Zemahşerî ve Râzî'ye göre, "bilinç" şartına dikkat çeken bu açıklayıcı ilave önceki isim cümlesinin öznesiyle (mübtedâ) bağlantılı olan dolaylı olarak îma edilen bir yüklem (haber) durumundadır; burada belirtilmek istenen husus, evrende var olan her şeyin/herkesin isteyerek ya da zorunlu olarak Allah'ın kudret ve yüceliği önünde secde etmesine rağmen (karş. 13:15), insanların hepsinin bu eylemi bilinçli olarak yapmadığı hususudur.

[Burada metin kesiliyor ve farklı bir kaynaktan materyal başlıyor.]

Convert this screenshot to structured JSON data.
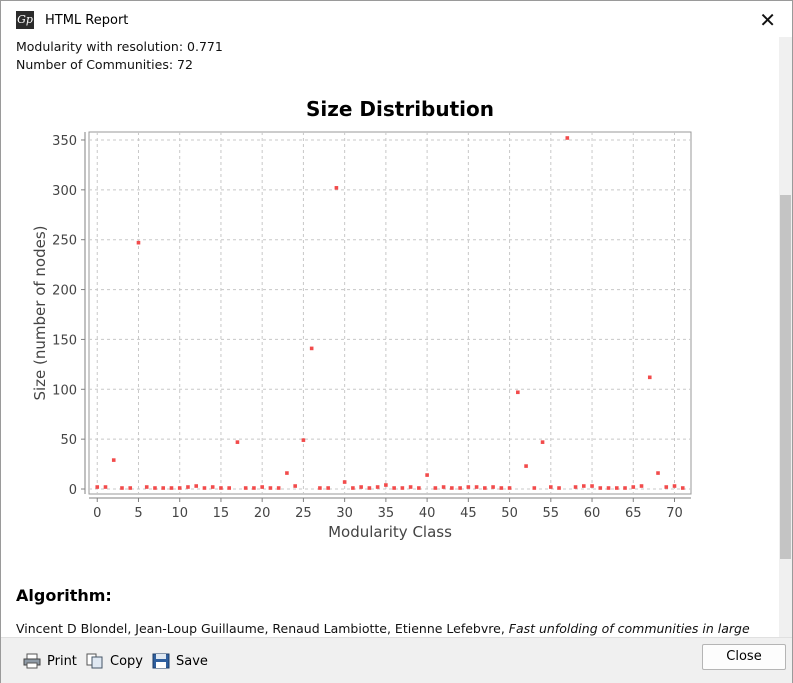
{
  "window": {
    "title": "HTML Report",
    "close_icon": "close-icon",
    "app_icon": "gephi-icon"
  },
  "report": {
    "modularity_line": "Modularity with resolution: 0.771",
    "communities_line": "Number of Communities: 72",
    "algorithm_heading": "Algorithm:",
    "algorithm_authors": "Vincent D Blondel, Jean-Loup Guillaume, Renaud Lambiotte, Etienne Lefebvre, ",
    "algorithm_title_italic": "Fast unfolding of communities in large"
  },
  "toolbar": {
    "print_label": "Print",
    "copy_label": "Copy",
    "save_label": "Save",
    "close_label": "Close"
  },
  "chart_data": {
    "type": "scatter",
    "title": "Size Distribution",
    "xlabel": "Modularity Class",
    "ylabel": "Size (number of nodes)",
    "xlim": [
      -1,
      72
    ],
    "ylim": [
      -5,
      358
    ],
    "xticks": [
      0,
      5,
      10,
      15,
      20,
      25,
      30,
      35,
      40,
      45,
      50,
      55,
      60,
      65,
      70
    ],
    "yticks": [
      0,
      50,
      100,
      150,
      200,
      250,
      300,
      350
    ],
    "grid": true,
    "point_color": "#f24b4b",
    "x": [
      0,
      1,
      2,
      3,
      4,
      5,
      6,
      7,
      8,
      9,
      10,
      11,
      12,
      13,
      14,
      15,
      16,
      17,
      18,
      19,
      20,
      21,
      22,
      23,
      24,
      25,
      26,
      27,
      28,
      29,
      30,
      31,
      32,
      33,
      34,
      35,
      36,
      37,
      38,
      39,
      40,
      41,
      42,
      43,
      44,
      45,
      46,
      47,
      48,
      49,
      50,
      51,
      52,
      53,
      54,
      55,
      56,
      57,
      58,
      59,
      60,
      61,
      62,
      63,
      64,
      65,
      66,
      67,
      68,
      69,
      70,
      71
    ],
    "y": [
      2,
      2,
      29,
      1,
      1,
      247,
      2,
      1,
      1,
      1,
      1,
      2,
      3,
      1,
      2,
      1,
      1,
      47,
      1,
      1,
      2,
      1,
      1,
      16,
      3,
      49,
      141,
      1,
      1,
      302,
      7,
      1,
      2,
      1,
      2,
      4,
      1,
      1,
      2,
      1,
      14,
      1,
      2,
      1,
      1,
      2,
      2,
      1,
      2,
      1,
      1,
      97,
      23,
      1,
      47,
      2,
      1,
      352,
      2,
      3,
      3,
      1,
      1,
      1,
      1,
      2,
      3,
      112,
      16,
      2,
      3,
      1
    ]
  }
}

Lafzen, "oysa birçokları için [öte dünyada] azap kaçınılmaz olacak" (hakka aleyhi); yani hayattayken yapıp-ettiklerinin bir sonucu ya da ürünü olarak; yoksa, terimin günlük dildeki anlamıyla keyfî bir "cezalandırma" olarak değil.
__________________ Dinin bakış açısına göre,tüm bu fantastik harikulade evren,tüm bu karmakarışık şeyler, ancak, Tanrı’nın, insanların iyi ve kötü için çabasını gözlediği bir sahnedir.. Bu sahne,bu oyun için çok büyük!